The Erie County Sheriff’s Office received 18 breaking-and-entering reports in 2017, compared to 43 the previous year. That’s a 58-percent decrease and the year-end report indicates similar numbers for burglaries. Last year, deputies had 41 burglary reports, which is down from 67 in 2016 — a 39-percent drop.
“We are very pleased to see that,” Sheriff Paul Sigsworth said. “We try to be proactive and be visible. We try to maintain some kind of visibility in the rural parts of the county.”
The sheriff credits the relationship with township trustees and Margaretta Local Schools with helping deputies investigate burglaries and break-ins since there are substations throughout the county. That means officers can report directly there at the beginning of their shifts instead of at the main station in Sandusky.
“That cuts down dramatically on the response team in the rural parts of the county,” Sigsworth said.
Meanwhile, deputies received 164 reports of drug offenses last year, which represents a 41-percent increase from 2016 to 2017, according to the annual report. These reports could include arrests, warnings or a complainant reporting a suspicion of drug- and/or narcotics-related activity.

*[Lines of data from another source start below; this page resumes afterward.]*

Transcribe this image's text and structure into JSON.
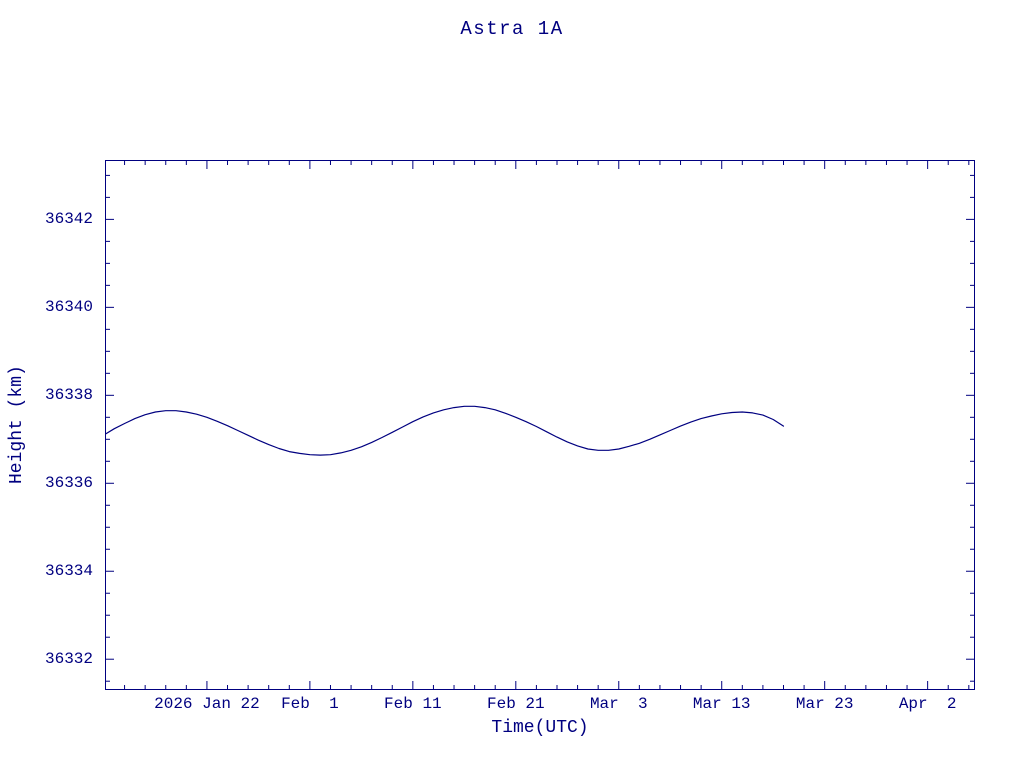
{
  "page": {
    "background_color": "#ffffff",
    "accent_color": "#000080"
  },
  "chart_data": {
    "type": "line",
    "title": "Astra 1A",
    "xlabel": "Time(UTC)",
    "ylabel": "Height (km)",
    "line_color": "#000080",
    "grid": false,
    "legend": "none",
    "x_unit": "day of year 2026 (Jan 1 = 1)",
    "xlim_day_of_year": [
      12.1,
      96.6
    ],
    "ylim": [
      36331.3,
      36343.35
    ],
    "x_ticks": [
      {
        "label": "2026 Jan 22",
        "day": 22
      },
      {
        "label": "Feb  1",
        "day": 32
      },
      {
        "label": "Feb 11",
        "day": 42
      },
      {
        "label": "Feb 21",
        "day": 52
      },
      {
        "label": "Mar  3",
        "day": 62
      },
      {
        "label": "Mar 13",
        "day": 72
      },
      {
        "label": "Mar 23",
        "day": 82
      },
      {
        "label": "Apr  2",
        "day": 92
      }
    ],
    "x_minor_tick_step_days": 2,
    "y_ticks": [
      36332,
      36334,
      36336,
      36338,
      36340,
      36342
    ],
    "y_minor_tick_step": 0.5,
    "series": [
      {
        "name": "Astra 1A height",
        "x_day_of_year": [
          12,
          13,
          14,
          15,
          16,
          17,
          18,
          19,
          20,
          21,
          22,
          23,
          24,
          25,
          26,
          27,
          28,
          29,
          30,
          31,
          32,
          33,
          34,
          35,
          36,
          37,
          38,
          39,
          40,
          41,
          42,
          43,
          44,
          45,
          46,
          47,
          48,
          49,
          50,
          51,
          52,
          53,
          54,
          55,
          56,
          57,
          58,
          59,
          60,
          61,
          62,
          63,
          64,
          65,
          66,
          67,
          68,
          69,
          70,
          71,
          72,
          73,
          74,
          75,
          76,
          77,
          78
        ],
        "y_km": [
          36337.1,
          36337.24,
          36337.36,
          36337.47,
          36337.56,
          36337.62,
          36337.65,
          36337.65,
          36337.62,
          36337.57,
          36337.5,
          36337.41,
          36337.31,
          36337.2,
          36337.09,
          36336.98,
          36336.88,
          36336.79,
          36336.72,
          36336.68,
          36336.65,
          36336.64,
          36336.65,
          36336.69,
          36336.75,
          36336.83,
          36336.93,
          36337.04,
          36337.16,
          36337.28,
          36337.4,
          36337.51,
          36337.6,
          36337.67,
          36337.72,
          36337.75,
          36337.75,
          36337.72,
          36337.67,
          36337.59,
          36337.5,
          36337.4,
          36337.29,
          36337.17,
          36337.05,
          36336.94,
          36336.85,
          36336.78,
          36336.75,
          36336.75,
          36336.78,
          36336.84,
          36336.91,
          36337.0,
          36337.1,
          36337.2,
          36337.3,
          36337.39,
          36337.47,
          36337.53,
          36337.58,
          36337.61,
          36337.62,
          36337.6,
          36337.55,
          36337.45,
          36337.3
        ]
      }
    ]
  }
}
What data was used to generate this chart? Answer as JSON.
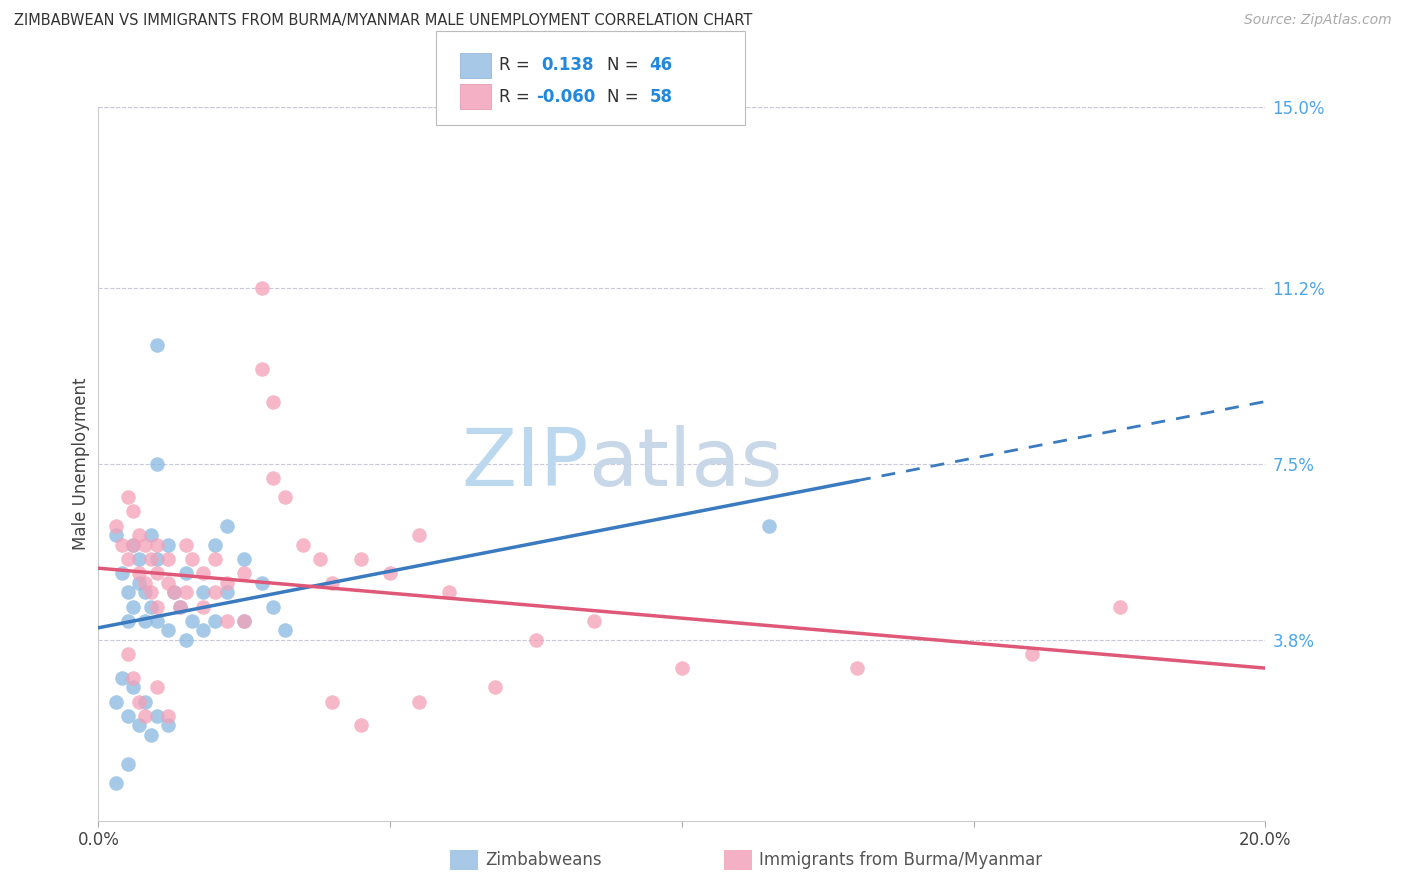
{
  "title": "ZIMBABWEAN VS IMMIGRANTS FROM BURMA/MYANMAR MALE UNEMPLOYMENT CORRELATION CHART",
  "source": "Source: ZipAtlas.com",
  "ylabel": "Male Unemployment",
  "x_min": 0.0,
  "x_max": 0.2,
  "y_min": 0.0,
  "y_max": 0.15,
  "x_tick_positions": [
    0.0,
    0.05,
    0.1,
    0.15,
    0.2
  ],
  "x_tick_labels": [
    "0.0%",
    "",
    "",
    "",
    "20.0%"
  ],
  "y_tick_vals_right": [
    0.15,
    0.112,
    0.075,
    0.038
  ],
  "y_tick_labels_right": [
    "15.0%",
    "11.2%",
    "7.5%",
    "3.8%"
  ],
  "R_zimbabwean": 0.138,
  "N_zimbabwean": 46,
  "R_burma": -0.06,
  "N_burma": 58,
  "blue_color": "#88b8e0",
  "pink_color": "#f4a0b8",
  "trend_blue": "#3a7abf",
  "trend_pink": "#e05878",
  "watermark_zip_color": "#c8dff0",
  "watermark_atlas_color": "#c0d0e8",
  "background_color": "#ffffff",
  "grid_color": "#c8c8d8",
  "figsize": [
    14.06,
    8.92
  ],
  "blue_points": [
    [
      0.003,
      0.06
    ],
    [
      0.004,
      0.052
    ],
    [
      0.005,
      0.048
    ],
    [
      0.005,
      0.042
    ],
    [
      0.006,
      0.058
    ],
    [
      0.006,
      0.045
    ],
    [
      0.007,
      0.055
    ],
    [
      0.007,
      0.05
    ],
    [
      0.008,
      0.048
    ],
    [
      0.008,
      0.042
    ],
    [
      0.009,
      0.06
    ],
    [
      0.009,
      0.045
    ],
    [
      0.01,
      0.1
    ],
    [
      0.01,
      0.075
    ],
    [
      0.01,
      0.055
    ],
    [
      0.01,
      0.042
    ],
    [
      0.012,
      0.058
    ],
    [
      0.012,
      0.04
    ],
    [
      0.013,
      0.048
    ],
    [
      0.014,
      0.045
    ],
    [
      0.015,
      0.052
    ],
    [
      0.015,
      0.038
    ],
    [
      0.016,
      0.042
    ],
    [
      0.018,
      0.048
    ],
    [
      0.018,
      0.04
    ],
    [
      0.02,
      0.058
    ],
    [
      0.02,
      0.042
    ],
    [
      0.022,
      0.062
    ],
    [
      0.022,
      0.048
    ],
    [
      0.025,
      0.055
    ],
    [
      0.025,
      0.042
    ],
    [
      0.028,
      0.05
    ],
    [
      0.03,
      0.045
    ],
    [
      0.032,
      0.04
    ],
    [
      0.003,
      0.025
    ],
    [
      0.004,
      0.03
    ],
    [
      0.005,
      0.022
    ],
    [
      0.006,
      0.028
    ],
    [
      0.007,
      0.02
    ],
    [
      0.008,
      0.025
    ],
    [
      0.009,
      0.018
    ],
    [
      0.01,
      0.022
    ],
    [
      0.012,
      0.02
    ],
    [
      0.115,
      0.062
    ],
    [
      0.003,
      0.008
    ],
    [
      0.005,
      0.012
    ]
  ],
  "pink_points": [
    [
      0.003,
      0.062
    ],
    [
      0.004,
      0.058
    ],
    [
      0.005,
      0.068
    ],
    [
      0.005,
      0.055
    ],
    [
      0.006,
      0.065
    ],
    [
      0.006,
      0.058
    ],
    [
      0.007,
      0.06
    ],
    [
      0.007,
      0.052
    ],
    [
      0.008,
      0.058
    ],
    [
      0.008,
      0.05
    ],
    [
      0.009,
      0.055
    ],
    [
      0.009,
      0.048
    ],
    [
      0.01,
      0.058
    ],
    [
      0.01,
      0.052
    ],
    [
      0.01,
      0.045
    ],
    [
      0.012,
      0.055
    ],
    [
      0.012,
      0.05
    ],
    [
      0.013,
      0.048
    ],
    [
      0.014,
      0.045
    ],
    [
      0.015,
      0.058
    ],
    [
      0.015,
      0.048
    ],
    [
      0.016,
      0.055
    ],
    [
      0.018,
      0.052
    ],
    [
      0.018,
      0.045
    ],
    [
      0.02,
      0.055
    ],
    [
      0.02,
      0.048
    ],
    [
      0.022,
      0.05
    ],
    [
      0.022,
      0.042
    ],
    [
      0.025,
      0.052
    ],
    [
      0.025,
      0.042
    ],
    [
      0.028,
      0.112
    ],
    [
      0.028,
      0.095
    ],
    [
      0.03,
      0.088
    ],
    [
      0.03,
      0.072
    ],
    [
      0.032,
      0.068
    ],
    [
      0.035,
      0.058
    ],
    [
      0.038,
      0.055
    ],
    [
      0.04,
      0.05
    ],
    [
      0.045,
      0.055
    ],
    [
      0.05,
      0.052
    ],
    [
      0.055,
      0.06
    ],
    [
      0.06,
      0.048
    ],
    [
      0.075,
      0.038
    ],
    [
      0.085,
      0.042
    ],
    [
      0.1,
      0.032
    ],
    [
      0.13,
      0.032
    ],
    [
      0.16,
      0.035
    ],
    [
      0.175,
      0.045
    ],
    [
      0.055,
      0.025
    ],
    [
      0.068,
      0.028
    ],
    [
      0.005,
      0.035
    ],
    [
      0.006,
      0.03
    ],
    [
      0.007,
      0.025
    ],
    [
      0.008,
      0.022
    ],
    [
      0.01,
      0.028
    ],
    [
      0.012,
      0.022
    ],
    [
      0.04,
      0.025
    ],
    [
      0.045,
      0.02
    ]
  ]
}
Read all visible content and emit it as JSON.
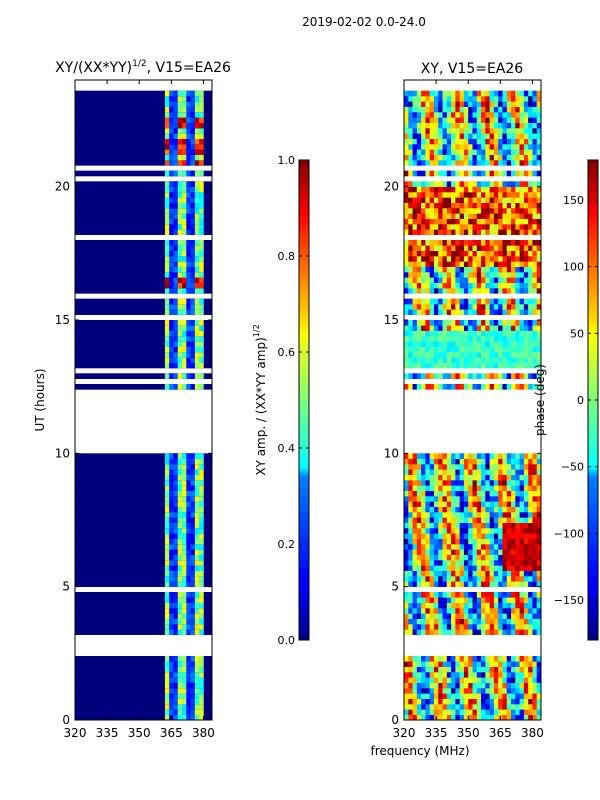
{
  "suptitle": "2019-02-02 0.0-24.0",
  "shared_xlabel": "frequency (MHz)",
  "chart_data": [
    {
      "type": "heatmap",
      "title": "XY/(XX*YY)",
      "title_sup": "1/2",
      "title_suffix": ", V15=EA26",
      "xlabel": "",
      "ylabel": "UT (hours)",
      "xlim": [
        320,
        384
      ],
      "ylim": [
        0,
        24
      ],
      "xticks": [
        320,
        335,
        350,
        365,
        380
      ],
      "yticks": [
        0,
        5,
        10,
        15,
        20
      ],
      "colormap": "jet",
      "colorbar": {
        "label": "XY amp. / (XX*YY amp)",
        "label_sup": "1/2",
        "range": [
          0.0,
          1.0
        ],
        "ticks": [
          "0.0",
          "0.2",
          "0.4",
          "0.6",
          "0.8",
          "1.0"
        ]
      },
      "hot_band_mhz": [
        362,
        380
      ],
      "bright_hours": [
        [
          21.3,
          21.9
        ],
        [
          22.3,
          22.7
        ],
        [
          16.3,
          16.6
        ],
        [
          20.8,
          21.1
        ]
      ]
    },
    {
      "type": "heatmap",
      "title": "XY, V15=EA26",
      "xlabel": "",
      "ylabel": "",
      "xlim": [
        320,
        384
      ],
      "ylim": [
        0,
        24
      ],
      "xticks": [
        320,
        335,
        350,
        365,
        380
      ],
      "yticks": [
        0,
        5,
        10,
        15,
        20
      ],
      "colormap": "jet",
      "colorbar": {
        "label": "phase (deg)",
        "range": [
          -180,
          180
        ],
        "ticks": [
          "−150",
          "−100",
          "−50",
          "0",
          "50",
          "100",
          "150"
        ]
      }
    }
  ],
  "flagged_hours": [
    [
      2.4,
      3.2
    ],
    [
      10.0,
      12.5
    ],
    [
      12.9,
      13.0
    ],
    [
      20.2,
      20.5
    ],
    [
      23.6,
      24.0
    ]
  ],
  "colors": {
    "low": "#00007f",
    "high": "#7f0000",
    "background": "#ffffff"
  }
}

Sigsworth said deputies “are very active” and make arrests during traffic stops, which often lead to drug charges.
But there often is a connection between drug offenses and burglaries or break-ins.
“Generally, it’s drug-fueled,” Sigsworth said.
That means a suspect often might be breaking into a residence or business to steal something which can be sold for drug money.
“With those types of crime that’s often the motive,” Sigsworth said.
Also, the sheriff said it’s often determined that “one person ends up being responsible” for multiple break-ins or burglaries as part of a crime spree, so making one arrest will clear several cases at once.
The amount of sex-related crimes reported in Erie County were the same in 2016 and 2017 at 32.
In 2017, there were 148 citations for driving under the influence. That’s a 13-percent increase from 2016, when 131 DUI reports were made.
“One is too many,” Sigsworth told the Reflector. “We do as much as we can.”
Unfortunately, the sheriff said there a lot of “hardcore, habitual” repeat offenders who, if they aren’t in jail, will end up driving even if their license has been suspended from a previous DUI conviction.
“Those individuals endanger everybody and need to be removed from the roadway,” he added.